The spiritual journey in this physical material life has many crossroads, when we have completed a stage of learning and service, a crossroads will appear and give us choices on how we proceed as the old path no longer serves us, as we are meant to progress further to greater service to spirit, a crossroads is a stopping point as we at times struggle to decide in which direction to go and grow, I have often advocated the value of a spiritual crossroads, as a time rest and reflection to realise we no longer need to continue on the same path, and allow spirit to inspire us onto the next step, many think of a spiritual crossroads as a state of inertia, as they cannot see a way forward to the next path.

A spiritual crossroads is there to guide us onto the next part of our journey, and has great value to us who serve spirit, but many do not realise this simple truth by clinging onto past glories and defeats, by doing this they are placing themselves into a state of inertia, because nothing will change as they keep reliving the same old story of what once was, I to fell into that trap by telling all and sundry about what I used to do, I thought people would remember me but soon realised I had been forgotten, I found the new spiritual industry to be a new world, from the spiritual world I had known, and I had to find my niche so I went around telling people what I used to do, my ego told me that platform bookings would soon be flooding in but they did not. 

I considered with all my years of experience serving spirit, as a healer and platform medium that my stories could benefit, those people who are aware of spirit and beginning their spiritual journey of service to spirit. I have realised that my stories are no longer relevant to the spiritual industry of today, not many people today want to walk a spiritual path of learning and service, today it all seems to be about fame and money and who is the best, or whether your face fits or not, I have realised on a personal level that my ego was wrong, what I used to do does not matter anymore, my past glories no longer serve me, and now today with only a couple of platform demonstrations to do, and three demonstrations of transfiguration to do,  I find myself at a spiritual crossroads.

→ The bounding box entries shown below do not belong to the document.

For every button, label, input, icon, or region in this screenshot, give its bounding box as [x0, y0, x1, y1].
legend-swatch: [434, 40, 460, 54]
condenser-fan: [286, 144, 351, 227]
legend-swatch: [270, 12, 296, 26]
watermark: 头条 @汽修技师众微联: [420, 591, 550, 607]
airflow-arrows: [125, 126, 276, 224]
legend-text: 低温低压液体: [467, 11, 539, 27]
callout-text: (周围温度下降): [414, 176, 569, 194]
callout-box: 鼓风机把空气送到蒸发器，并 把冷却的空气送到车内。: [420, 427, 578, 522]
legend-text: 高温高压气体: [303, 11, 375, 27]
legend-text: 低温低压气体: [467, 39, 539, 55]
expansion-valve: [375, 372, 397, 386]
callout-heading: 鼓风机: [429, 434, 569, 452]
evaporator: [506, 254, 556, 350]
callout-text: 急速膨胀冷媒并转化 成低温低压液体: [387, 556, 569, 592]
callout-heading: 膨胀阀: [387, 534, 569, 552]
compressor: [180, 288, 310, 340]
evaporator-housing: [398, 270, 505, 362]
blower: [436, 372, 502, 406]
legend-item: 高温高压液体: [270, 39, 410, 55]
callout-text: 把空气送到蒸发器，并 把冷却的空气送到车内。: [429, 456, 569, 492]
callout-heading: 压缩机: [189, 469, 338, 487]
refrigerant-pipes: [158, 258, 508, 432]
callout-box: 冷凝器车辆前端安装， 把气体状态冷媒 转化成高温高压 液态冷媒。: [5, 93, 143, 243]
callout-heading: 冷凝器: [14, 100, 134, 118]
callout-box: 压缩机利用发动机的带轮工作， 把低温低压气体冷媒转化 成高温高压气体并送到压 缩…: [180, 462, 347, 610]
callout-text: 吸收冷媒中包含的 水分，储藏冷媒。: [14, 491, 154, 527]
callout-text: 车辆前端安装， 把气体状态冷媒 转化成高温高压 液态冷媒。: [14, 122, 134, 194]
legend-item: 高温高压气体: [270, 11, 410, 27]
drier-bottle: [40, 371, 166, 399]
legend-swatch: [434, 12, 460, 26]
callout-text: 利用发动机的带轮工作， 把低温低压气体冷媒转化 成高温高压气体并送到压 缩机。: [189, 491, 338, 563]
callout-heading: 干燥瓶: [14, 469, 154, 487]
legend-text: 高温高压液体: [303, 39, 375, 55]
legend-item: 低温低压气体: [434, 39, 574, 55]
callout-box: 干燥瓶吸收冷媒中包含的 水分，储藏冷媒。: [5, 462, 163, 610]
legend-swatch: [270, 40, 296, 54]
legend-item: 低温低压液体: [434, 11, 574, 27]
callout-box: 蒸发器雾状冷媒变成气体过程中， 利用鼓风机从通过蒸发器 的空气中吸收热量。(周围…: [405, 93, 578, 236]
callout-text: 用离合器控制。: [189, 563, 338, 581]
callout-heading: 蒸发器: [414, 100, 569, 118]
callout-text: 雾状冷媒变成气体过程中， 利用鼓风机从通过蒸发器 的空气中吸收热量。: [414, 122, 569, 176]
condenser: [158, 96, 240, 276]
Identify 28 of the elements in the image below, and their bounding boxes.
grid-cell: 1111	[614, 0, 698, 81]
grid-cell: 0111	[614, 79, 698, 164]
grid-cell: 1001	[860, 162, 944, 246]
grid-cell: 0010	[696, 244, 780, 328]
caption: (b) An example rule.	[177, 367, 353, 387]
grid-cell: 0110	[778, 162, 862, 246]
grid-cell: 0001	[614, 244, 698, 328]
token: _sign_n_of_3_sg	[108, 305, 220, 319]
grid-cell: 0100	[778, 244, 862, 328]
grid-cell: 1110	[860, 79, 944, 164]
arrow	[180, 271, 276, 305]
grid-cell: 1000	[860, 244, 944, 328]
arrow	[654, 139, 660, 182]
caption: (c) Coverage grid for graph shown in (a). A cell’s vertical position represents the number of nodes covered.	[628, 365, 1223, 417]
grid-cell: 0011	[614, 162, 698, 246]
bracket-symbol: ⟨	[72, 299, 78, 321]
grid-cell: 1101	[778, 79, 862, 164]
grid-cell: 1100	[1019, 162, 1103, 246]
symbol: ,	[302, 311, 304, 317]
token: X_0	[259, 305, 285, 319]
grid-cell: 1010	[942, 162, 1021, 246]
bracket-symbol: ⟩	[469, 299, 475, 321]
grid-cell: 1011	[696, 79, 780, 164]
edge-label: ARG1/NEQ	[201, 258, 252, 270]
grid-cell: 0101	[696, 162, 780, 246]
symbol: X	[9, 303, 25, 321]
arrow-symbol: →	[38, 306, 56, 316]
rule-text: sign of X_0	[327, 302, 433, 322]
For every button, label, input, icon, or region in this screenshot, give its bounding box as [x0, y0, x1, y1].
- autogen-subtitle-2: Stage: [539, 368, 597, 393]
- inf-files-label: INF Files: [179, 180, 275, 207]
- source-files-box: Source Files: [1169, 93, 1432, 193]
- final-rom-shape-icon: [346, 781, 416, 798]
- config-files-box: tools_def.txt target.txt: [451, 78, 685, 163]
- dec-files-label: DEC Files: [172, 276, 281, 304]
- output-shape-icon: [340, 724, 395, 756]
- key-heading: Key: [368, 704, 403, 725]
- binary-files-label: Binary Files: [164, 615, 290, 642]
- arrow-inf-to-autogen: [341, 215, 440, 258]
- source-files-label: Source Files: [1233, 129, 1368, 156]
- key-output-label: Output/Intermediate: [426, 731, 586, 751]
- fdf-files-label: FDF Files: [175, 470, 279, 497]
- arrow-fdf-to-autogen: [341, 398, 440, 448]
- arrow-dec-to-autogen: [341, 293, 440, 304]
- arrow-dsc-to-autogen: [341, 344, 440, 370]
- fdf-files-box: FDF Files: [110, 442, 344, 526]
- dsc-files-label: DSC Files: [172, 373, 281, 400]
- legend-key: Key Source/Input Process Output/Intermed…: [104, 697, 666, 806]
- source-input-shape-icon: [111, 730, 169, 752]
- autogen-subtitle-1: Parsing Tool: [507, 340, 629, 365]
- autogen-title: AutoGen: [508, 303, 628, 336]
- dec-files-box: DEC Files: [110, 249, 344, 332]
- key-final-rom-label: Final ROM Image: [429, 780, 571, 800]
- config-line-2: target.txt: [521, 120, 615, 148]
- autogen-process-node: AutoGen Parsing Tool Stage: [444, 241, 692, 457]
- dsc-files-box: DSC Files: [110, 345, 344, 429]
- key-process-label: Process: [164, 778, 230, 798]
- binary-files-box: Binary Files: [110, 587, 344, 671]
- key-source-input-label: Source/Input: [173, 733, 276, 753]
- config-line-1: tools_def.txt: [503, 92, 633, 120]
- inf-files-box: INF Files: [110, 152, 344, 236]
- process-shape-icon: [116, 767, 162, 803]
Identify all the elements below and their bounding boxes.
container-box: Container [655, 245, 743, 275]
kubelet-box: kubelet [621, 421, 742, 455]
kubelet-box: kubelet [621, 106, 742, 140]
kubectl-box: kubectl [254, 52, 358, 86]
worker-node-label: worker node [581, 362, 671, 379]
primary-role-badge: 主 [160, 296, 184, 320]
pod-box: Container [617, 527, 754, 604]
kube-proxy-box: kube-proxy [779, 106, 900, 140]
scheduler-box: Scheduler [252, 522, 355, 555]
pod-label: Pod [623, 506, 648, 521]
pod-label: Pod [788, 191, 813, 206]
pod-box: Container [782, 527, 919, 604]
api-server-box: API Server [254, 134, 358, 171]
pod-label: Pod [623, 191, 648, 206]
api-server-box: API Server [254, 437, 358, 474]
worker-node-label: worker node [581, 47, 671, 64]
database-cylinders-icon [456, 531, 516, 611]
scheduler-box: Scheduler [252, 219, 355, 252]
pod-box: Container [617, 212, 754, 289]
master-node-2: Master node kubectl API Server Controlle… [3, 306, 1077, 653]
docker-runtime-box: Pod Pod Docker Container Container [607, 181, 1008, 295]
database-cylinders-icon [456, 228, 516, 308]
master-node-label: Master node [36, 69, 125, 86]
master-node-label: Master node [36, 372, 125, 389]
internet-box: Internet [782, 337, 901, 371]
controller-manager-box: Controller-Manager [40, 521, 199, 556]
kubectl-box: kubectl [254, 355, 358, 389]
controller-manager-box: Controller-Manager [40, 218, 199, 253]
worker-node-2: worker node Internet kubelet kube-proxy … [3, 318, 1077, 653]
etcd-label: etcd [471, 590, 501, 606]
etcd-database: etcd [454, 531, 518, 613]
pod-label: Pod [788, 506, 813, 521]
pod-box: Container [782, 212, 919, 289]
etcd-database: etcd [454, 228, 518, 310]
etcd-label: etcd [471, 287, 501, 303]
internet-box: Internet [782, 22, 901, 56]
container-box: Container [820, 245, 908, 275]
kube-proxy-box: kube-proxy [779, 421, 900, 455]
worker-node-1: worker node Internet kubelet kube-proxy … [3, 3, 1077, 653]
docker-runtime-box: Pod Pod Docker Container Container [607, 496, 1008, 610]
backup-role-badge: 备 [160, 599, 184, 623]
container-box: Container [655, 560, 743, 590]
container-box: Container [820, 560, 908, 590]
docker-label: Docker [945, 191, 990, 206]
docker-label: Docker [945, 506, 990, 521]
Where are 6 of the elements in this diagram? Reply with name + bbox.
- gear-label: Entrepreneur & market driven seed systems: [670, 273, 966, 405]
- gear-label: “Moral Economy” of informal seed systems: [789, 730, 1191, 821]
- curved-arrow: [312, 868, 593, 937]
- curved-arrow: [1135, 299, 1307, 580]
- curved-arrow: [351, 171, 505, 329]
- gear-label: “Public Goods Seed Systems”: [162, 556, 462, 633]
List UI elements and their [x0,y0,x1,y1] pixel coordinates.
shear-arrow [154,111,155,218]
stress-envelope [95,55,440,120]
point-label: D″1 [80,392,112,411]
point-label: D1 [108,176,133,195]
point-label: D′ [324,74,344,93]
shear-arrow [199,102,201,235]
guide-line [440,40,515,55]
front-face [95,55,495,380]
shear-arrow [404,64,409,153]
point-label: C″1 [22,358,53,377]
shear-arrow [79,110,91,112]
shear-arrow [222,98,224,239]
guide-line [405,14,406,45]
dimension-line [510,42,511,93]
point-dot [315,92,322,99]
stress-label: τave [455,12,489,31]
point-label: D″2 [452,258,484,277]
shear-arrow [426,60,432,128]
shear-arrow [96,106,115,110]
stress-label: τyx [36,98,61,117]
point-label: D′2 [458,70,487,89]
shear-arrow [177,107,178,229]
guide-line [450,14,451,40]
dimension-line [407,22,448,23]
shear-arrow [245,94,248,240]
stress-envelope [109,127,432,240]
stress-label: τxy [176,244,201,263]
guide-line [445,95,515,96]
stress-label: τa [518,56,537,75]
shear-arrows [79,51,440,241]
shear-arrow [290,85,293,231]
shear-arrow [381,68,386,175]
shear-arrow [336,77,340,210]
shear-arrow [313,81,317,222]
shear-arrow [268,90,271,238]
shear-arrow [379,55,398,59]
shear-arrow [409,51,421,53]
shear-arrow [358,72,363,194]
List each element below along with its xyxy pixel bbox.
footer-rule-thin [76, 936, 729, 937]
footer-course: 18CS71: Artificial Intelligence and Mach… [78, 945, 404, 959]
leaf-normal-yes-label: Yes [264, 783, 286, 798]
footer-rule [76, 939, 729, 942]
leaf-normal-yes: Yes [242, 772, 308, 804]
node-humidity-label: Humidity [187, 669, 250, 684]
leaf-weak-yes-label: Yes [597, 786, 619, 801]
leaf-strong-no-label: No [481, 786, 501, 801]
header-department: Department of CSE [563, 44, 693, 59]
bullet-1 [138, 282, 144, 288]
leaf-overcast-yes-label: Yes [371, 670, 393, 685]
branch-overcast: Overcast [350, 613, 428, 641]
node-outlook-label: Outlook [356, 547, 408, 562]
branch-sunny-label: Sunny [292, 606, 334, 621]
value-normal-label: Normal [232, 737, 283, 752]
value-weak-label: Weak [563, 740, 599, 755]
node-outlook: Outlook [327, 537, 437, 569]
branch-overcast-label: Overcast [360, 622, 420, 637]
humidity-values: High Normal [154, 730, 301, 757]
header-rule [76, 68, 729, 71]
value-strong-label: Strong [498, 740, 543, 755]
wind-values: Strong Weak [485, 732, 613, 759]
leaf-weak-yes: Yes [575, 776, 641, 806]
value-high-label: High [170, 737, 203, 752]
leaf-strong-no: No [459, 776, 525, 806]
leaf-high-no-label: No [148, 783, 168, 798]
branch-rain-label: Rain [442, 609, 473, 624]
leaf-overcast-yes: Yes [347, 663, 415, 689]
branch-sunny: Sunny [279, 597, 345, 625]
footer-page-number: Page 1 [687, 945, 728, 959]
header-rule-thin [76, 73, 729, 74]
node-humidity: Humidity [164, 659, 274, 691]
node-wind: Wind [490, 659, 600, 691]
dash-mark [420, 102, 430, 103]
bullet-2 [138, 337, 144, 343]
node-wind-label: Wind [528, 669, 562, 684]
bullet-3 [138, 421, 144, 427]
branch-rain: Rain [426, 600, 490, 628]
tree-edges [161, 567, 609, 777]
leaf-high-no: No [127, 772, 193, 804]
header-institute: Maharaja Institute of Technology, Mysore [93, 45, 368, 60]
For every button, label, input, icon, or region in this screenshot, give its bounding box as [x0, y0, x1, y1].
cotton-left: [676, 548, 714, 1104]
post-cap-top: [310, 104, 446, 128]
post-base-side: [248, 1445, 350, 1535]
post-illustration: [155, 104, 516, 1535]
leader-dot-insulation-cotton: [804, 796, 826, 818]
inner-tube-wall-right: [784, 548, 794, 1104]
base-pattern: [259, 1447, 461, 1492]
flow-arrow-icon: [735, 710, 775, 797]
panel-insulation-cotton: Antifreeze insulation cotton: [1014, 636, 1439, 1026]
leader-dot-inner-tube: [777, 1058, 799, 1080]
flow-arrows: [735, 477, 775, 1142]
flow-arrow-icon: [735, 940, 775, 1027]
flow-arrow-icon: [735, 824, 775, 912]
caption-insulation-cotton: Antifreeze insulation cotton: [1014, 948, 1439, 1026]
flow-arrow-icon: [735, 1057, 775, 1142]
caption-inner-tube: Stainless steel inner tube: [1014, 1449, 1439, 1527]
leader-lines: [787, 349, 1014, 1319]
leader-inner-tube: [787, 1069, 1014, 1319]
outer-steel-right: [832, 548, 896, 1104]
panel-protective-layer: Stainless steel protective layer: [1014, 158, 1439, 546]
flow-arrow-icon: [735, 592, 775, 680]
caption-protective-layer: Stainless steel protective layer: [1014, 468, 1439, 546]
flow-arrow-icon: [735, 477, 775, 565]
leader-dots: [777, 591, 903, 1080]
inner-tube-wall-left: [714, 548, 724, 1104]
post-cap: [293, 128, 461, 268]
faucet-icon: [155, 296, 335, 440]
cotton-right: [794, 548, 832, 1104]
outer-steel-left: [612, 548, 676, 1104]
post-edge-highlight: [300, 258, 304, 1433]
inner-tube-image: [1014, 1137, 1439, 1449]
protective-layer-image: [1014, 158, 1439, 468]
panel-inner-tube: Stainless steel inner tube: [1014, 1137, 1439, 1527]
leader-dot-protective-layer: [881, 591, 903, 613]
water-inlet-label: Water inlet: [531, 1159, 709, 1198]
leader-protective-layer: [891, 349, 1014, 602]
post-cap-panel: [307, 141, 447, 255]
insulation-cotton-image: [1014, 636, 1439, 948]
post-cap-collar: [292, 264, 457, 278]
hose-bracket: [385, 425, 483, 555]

Where do I go from here I have asked myself, I have asked the universe and my spirit guides if you want me to work with you, why have I so little to do where do we go from here, the universe and spirit guides answered me, my lovely friend Pauline Highams told me that my inspirational memes on facebook and my words have helped her and many others, it is very uplifting and humbling to know that just my five minutes a day, posting thought for the day on facebook is uplifting people, and that my blogs are also helping people gain guidance and upliftment, I recently had a conversation with my lovely Kiwi friend Lesley Wilson who talked to me of a course she was doing with Jarrad Hewett, about owning your own energy she was asked the question, who would you be without your stories, can we let go of our old stories and become the blank page, and abacadabra in a nutshell is what I feel my spiritual crossroads , is teaching me and guiding me to my future pathway, to let go of my irrelevant old stories and become the blank page.

This realisation has given me a breath of  inspired fresh air, no longer will my ego bash me over the head, punishing myself for not doing what I think I should be doing, or being where I think I am meant to be, no longer shall I compare myself to others, I shall let go of my past stories to become the blank page, with no expectation of what is to come, focus on my thoughts for the day and spirit inspired writing, living and speaking  truths of spirit through an open heart.